Very useful - note that in many cases, this is intentional (or semi-intentional). The proposer of the change is labeling it an experiment, but doesn't actually have any intention to learn anything or to roll back the change under foreseeable circumstances.

Your point is valid, but it's a mistake to think it can be fixed by trying to formalize the "experiment". In many cases, when "experiment" is just a euphemism for "implement without discussion", it'll be more effective to just disagree with the policy (if you do) than to object to the "experimental setup".

Replies from: Viliam, Daniel V

↑ comment by Viliam · 2020-11-15T21:34:24.802Z · LW(p) · GW(p)

Management at a company decides that it's going to "experiment with"...

Yeah, in this case you already lost, because the managers will be the ones doing the evaluation, so you can bet that if they want to do X, they will declare X to be a success regardless of anything that happened in reality.

To make it more legit, they may even give everyone a questionnaire like "Did open space increase your productivity?" Note that the only options are "increased" and "not increased", there is no "decreased", so you can only be neutral or positive about the whole thing. Furthermore, if all managers choose "increased" that alone is enough to conclude that "50% of employees answered that their productivity increased".

↑ comment by Daniel V · 2020-11-15T17:42:27.594Z · LW(p) · GW(p)

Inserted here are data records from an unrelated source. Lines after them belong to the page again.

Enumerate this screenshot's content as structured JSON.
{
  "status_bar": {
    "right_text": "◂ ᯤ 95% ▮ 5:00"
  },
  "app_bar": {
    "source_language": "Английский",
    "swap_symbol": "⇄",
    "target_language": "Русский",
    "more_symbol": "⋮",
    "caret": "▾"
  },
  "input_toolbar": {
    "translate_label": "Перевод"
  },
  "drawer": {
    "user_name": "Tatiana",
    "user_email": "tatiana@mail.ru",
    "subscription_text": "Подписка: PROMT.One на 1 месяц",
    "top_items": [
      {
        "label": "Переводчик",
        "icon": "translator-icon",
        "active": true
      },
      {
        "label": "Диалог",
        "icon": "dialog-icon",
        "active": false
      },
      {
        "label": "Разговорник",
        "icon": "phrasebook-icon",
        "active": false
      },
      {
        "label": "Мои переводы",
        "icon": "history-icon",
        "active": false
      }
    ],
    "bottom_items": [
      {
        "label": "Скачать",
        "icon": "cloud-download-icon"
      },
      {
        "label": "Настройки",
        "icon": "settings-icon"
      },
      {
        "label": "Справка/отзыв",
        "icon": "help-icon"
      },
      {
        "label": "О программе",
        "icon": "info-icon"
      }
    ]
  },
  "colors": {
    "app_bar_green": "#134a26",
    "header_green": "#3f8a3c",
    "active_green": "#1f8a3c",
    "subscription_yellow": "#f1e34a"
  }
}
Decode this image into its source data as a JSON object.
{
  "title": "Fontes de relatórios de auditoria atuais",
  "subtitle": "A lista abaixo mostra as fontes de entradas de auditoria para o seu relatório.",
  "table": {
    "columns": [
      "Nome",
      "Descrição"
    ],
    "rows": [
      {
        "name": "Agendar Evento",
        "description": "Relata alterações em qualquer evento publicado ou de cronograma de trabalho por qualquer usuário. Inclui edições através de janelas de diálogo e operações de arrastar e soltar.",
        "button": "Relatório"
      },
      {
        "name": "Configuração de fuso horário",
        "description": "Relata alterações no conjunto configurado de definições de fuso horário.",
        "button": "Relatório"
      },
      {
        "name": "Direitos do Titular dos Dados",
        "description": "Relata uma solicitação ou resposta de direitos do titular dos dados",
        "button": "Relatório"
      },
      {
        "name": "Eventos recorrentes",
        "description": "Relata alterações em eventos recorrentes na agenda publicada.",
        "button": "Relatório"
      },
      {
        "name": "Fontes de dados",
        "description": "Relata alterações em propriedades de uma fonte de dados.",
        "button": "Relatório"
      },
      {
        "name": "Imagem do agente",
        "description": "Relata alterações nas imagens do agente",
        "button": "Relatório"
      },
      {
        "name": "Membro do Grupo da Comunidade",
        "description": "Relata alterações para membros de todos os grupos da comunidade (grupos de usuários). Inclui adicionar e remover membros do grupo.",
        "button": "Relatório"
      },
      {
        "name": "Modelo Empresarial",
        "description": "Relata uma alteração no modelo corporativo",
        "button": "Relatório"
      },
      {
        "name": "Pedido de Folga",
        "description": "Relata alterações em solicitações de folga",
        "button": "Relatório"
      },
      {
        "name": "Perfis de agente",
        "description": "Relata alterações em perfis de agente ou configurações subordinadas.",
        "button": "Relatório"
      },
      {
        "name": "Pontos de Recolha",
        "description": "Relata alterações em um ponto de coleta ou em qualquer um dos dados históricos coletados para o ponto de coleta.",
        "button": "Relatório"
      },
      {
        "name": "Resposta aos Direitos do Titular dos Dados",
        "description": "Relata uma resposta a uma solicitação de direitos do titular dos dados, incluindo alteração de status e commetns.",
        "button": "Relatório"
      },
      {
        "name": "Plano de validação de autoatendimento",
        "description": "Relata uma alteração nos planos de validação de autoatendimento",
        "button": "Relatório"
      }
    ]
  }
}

Indeed, these aren't controlled experiments at all, but sometimes they are also not policy-sneaking. Sometimes they are just using the phrase "experimenting with" in place of "trying out" to frame policy-implementation. At that point, the decision has already been made to try (not necessarily to assess whether trying is a good idea, it's already been endorsed as such), and presumably the conditions for going back to the original version are: 1) It leads to obviously-bad results on the criteria "management" was looking at to motivate the change in the first place or 2) It leads to complaints among the underlings.

The degree of skepticism, then, really just depends on your prior for whether the change will be effective, just like anything else. Whether there should have been more robust discussion depends either on the polarity of those priors (imagine a boardroom where someone raises the change and no one really objects vs. one where another person suggests forming an exploratory committee to discuss it further), or on whether you believe more people should have been included in the discussion ("you changed the bull pen without asking any of the bulls?!"). It has little to do with the fact that it was labeled an experiment, since again, it's likely being used as business-speak rather than as a premeditated ploy. I would love to have data on that though- do people who specifically refer to experimentation when they could just use a simpler word tend to use it innocuously or in a sneaky way?

Replies from: Dagon, qyng

↑ comment by Dagon · 2020-11-15T18:10:14.557Z · LW(p) · GW(p)

"trying out" also has the implication of reversibility, and should get (some of) the same criticism as "experiment" as a policy weasel-word. The degree of skepticism depends on your prior for the effect of the change, and also for the motivation of the proposer, and also of whether there is actually a path to measurement (decision to reverse) and reversal (implementation of reversal).

In the examples given, they seem very likely to be "policy-sneaking".

↑ comment by qyng · 2020-11-17T13:26:29.710Z · LW(p) · GW(p)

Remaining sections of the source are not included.